2. Foreign Subsidies Regulation (FSR):
Le imprese extra-UE che beneficiano di sussidi statali potrebbero essere escluse da appalti o soggette a controllo in operazioni di concentrazione. Il FSR rappresenta uno strumento di enforcement strategico nell’attuale contesto post-OMC.
V. Classificazione doganale e regole di origine
Quando un prodotto originario dell’UE viene esportato negli Stati Uniti e lì sottoposto a lavorazione, è fondamentale determinare se la trasformazione operata sia sufficiente a modificare l’origine doganale del bene. Secondo i principi del diritto doganale internazionale e della normativa WCO (World Customs Organization), si considera mutata l’origine quando si realizza una ‘trasformazione sostanziale’, che implica un cambiamento della voce doganale a livello di codice HS (c.d. 'regola del salto di voce').
Se la lavorazione effettuata negli USA è ritenuta sostanziale:
- il prodotto finale può acquisire origine USA;
- ciò può incidere sulla sua eleggibilità a benefici tariffari al momento della reimportazione in UE (es. in caso di regole di origine preferenziale);
- vi è il rischio che il prodotto venga sottoposto a dazi sia in entrata negli USA sia al momento del ritorno nell’UE, in assenza di un meccanismo di compensazione doganale.
Diversamente, se la trasformazione è meramente accessoria (es. semplice imballaggio o montaggio), l’origine rimane UE. Le imprese devono quindi predisporre audit documentali, certificazioni di origine e valutazioni tecniche accurate per prevenire rischi di contestazioni e doppia imposizione.

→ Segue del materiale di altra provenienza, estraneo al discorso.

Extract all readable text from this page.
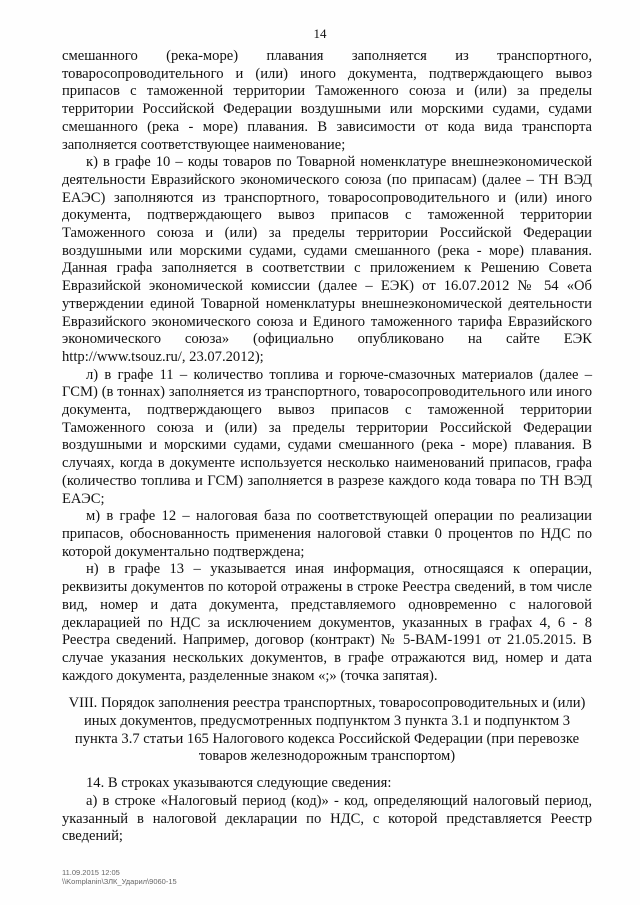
14

смешанного (река-море) плавания заполняется из транспортного, товаросопроводительного и (или) иного документа, подтверждающего вывоз припасов с таможенной территории Таможенного союза и (или) за пределы территории Российской Федерации воздушными или морскими судами, судами смешанного (река - море) плавания. В зависимости от кода вида транспорта заполняется соответствующее наименование;

к) в графе 10 – коды товаров по Товарной номенклатуре внешнеэкономической деятельности Евразийского экономического союза (по припасам) (далее – ТН ВЭД ЕАЭС) заполняются из транспортного, товаросопроводительного и (или) иного документа, подтверждающего вывоз припасов с таможенной территории Таможенного союза и (или) за пределы территории Российской Федерации воздушными или морскими судами, судами смешанного (река - море) плавания. Данная графа заполняется в соответствии с приложением к Решению Совета Евразийской экономической комиссии (далее – ЕЭК) от 16.07.2012 № 54 «Об утверждении единой Товарной номенклатуры внешнеэкономической деятельности Евразийского экономического союза и Единого таможенного тарифа Евразийского экономического союза» (официально опубликовано на сайте ЕЭК http://www.tsouz.ru/, 23.07.2012);

л) в графе 11 – количество топлива и горюче-смазочных материалов (далее – ГСМ) (в тоннах) заполняется из транспортного, товаросопроводительного или иного документа, подтверждающего вывоз припасов с таможенной территории Таможенного союза и (или) за пределы территории Российской Федерации воздушными и морскими судами, судами смешанного (река - море) плавания. В случаях, когда в документе используется несколько наименований припасов, графа (количество топлива и ГСМ) заполняется в разрезе каждого кода товара по ТН ВЭД ЕАЭС;

м) в графе 12 – налоговая база по соответствующей операции по реализации припасов, обоснованность применения налоговой ставки 0 процентов по НДС по которой документально подтверждена;

н) в графе 13 – указывается иная информация, относящаяся к операции, реквизиты документов по которой отражены в строке Реестра сведений, в том числе вид, номер и дата документа, представляемого одновременно с налоговой декларацией по НДС за исключением документов, указанных в графах 4, 6 - 8 Реестра сведений. Например, договор (контракт) № 5-ВАМ-1991 от 21.05.2015. В случае указания нескольких документов, в графе отражаются вид, номер и дата каждого документа, разделенные знаком «;» (точка запятая).

VIII. Порядок заполнения реестра транспортных, товаросопроводительных и (или) иных документов, предусмотренных подпунктом 3 пункта 3.1 и подпунктом 3 пункта 3.7 статьи 165 Налогового кодекса Российской Федерации (при перевозке товаров железнодорожным транспортом)

14. В строках указываются следующие сведения:

а) в строке «Налоговый период (код)» - код, определяющий налоговый период, указанный в налоговой декларации по НДС, с которой представляется Реестр сведений;

11.09.2015 12:05
\\Komplanin\ЗЛК_Ударил\9060-15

La determinazione corretta del codice doganale (HS code) e dell’origine del prodotto è fondamentale per stabilire l’assoggettamento ai dazi. In caso di esportazione in USA e successiva lavorazione, è essenziale stabilire se la trasformazione sia sufficiente a modificare l’origine. La mancanza di accordi preferenziali post-recesso comporta rischi di doppia imposizione e richiede tracciabilità accurata.
Conclusioni
La disgregazione dell’ordine commerciale multilaterale e l’adozione di misure discriminatorie da parte degli USA impongono un approccio integrato, fondato su audit interni, enforcement UE, strumenti contrattuali e arbitrati internazionali. Solo un coordinamento efficace tra operatori economici, istituzioni pubbliche e autorità europee potrà garantire la tutela dell’interesse economico nazionale ed europeo.